We were able over a ten-year period, and there were definite hiccups here having to do with the fiscal meltdown, to raise about $500 million and some very substantial gifts from some mega-wealthy donors. Others, we had a faculty member at Einstein who was the most modest individual, taught the anatomy course, lived in the Bronx, had no family, and sadly when he died, I remember visiting him in the hospice setting, he left $8 million for scholarships to the medical students. That was, on the one hand, in some ways, guided by some experience I had as an institute director, but taking it to a different level and dealing with a board. Here dealing with an actual Advisory Council, it’s a kind of board that you’re accountable. The Board at Einstein is a different kind of board, made up of often super wealthy individuals, mostly men, but not exclusively.
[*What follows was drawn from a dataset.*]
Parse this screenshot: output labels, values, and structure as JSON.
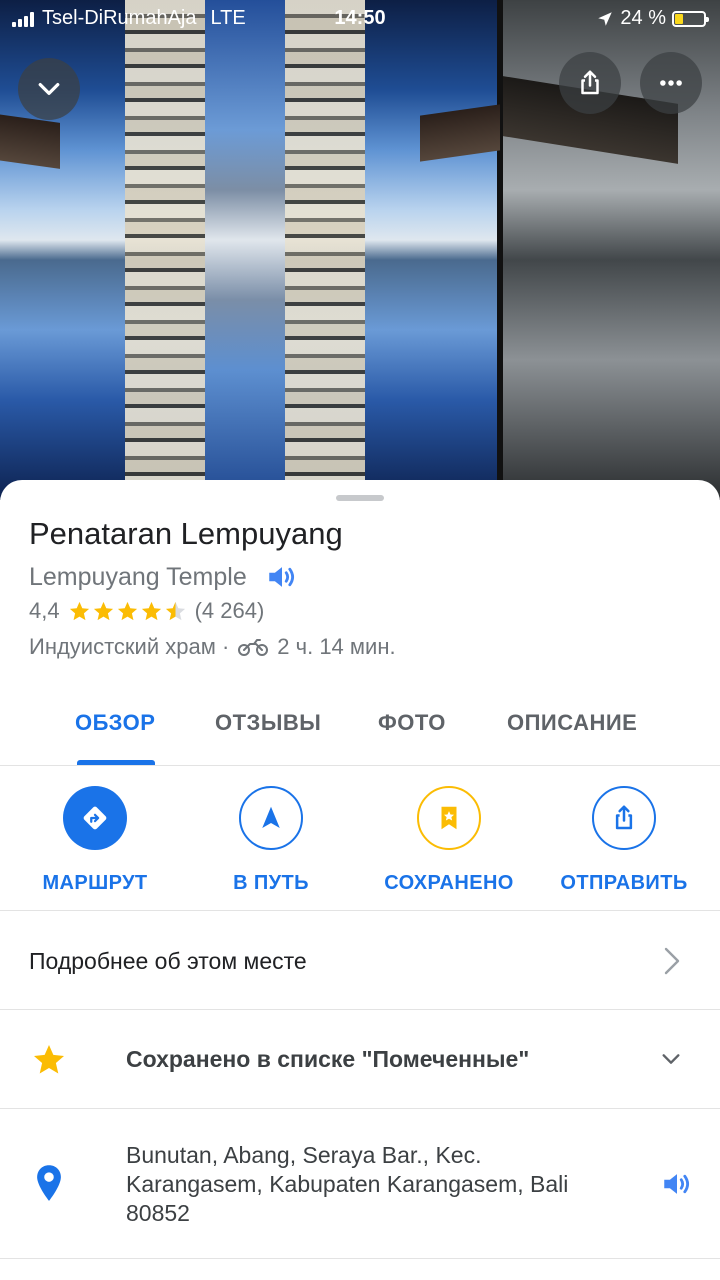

The chairperson of our board for seven years in my tenure was a woman named Ruth Gottesman, a doctorate from Columbia Teacher’s College, one of the most remarkable individuals. I was fortunate to have lunch with her this past Saturday. We’re still quite friendly. She was actually on the Einstein faculty with founding the Center for Adult Literacy as part of one of the programs that we have. She’s an individual of exceptional wealth, but an exceptionally kind and motivated individual. I took a leaf out of her book. She would take the express bus from the Upper East Side to the Bronx. I was always embarrassed when I came as Dean, having my own car and driver. I soon realized that was necessary. I wasn’t used to that. Richard Hodes and I would take the Metro down to the Senate hearings. Now I take the express bus most of the time, even though I have parking space.

There was a lot in this experience broadening my overall, and now when you’re a Dean it’s things like HIV, which I wasn’t responsible for, suddenly responsible for everything. Very necessarily superficial, but I think it was very formative, very helpful.

KD:     More learning. Well thank you. I’ve learned a lot. This has been a great experience.

AS:      Thank you for your time and attention and thank you all for helping.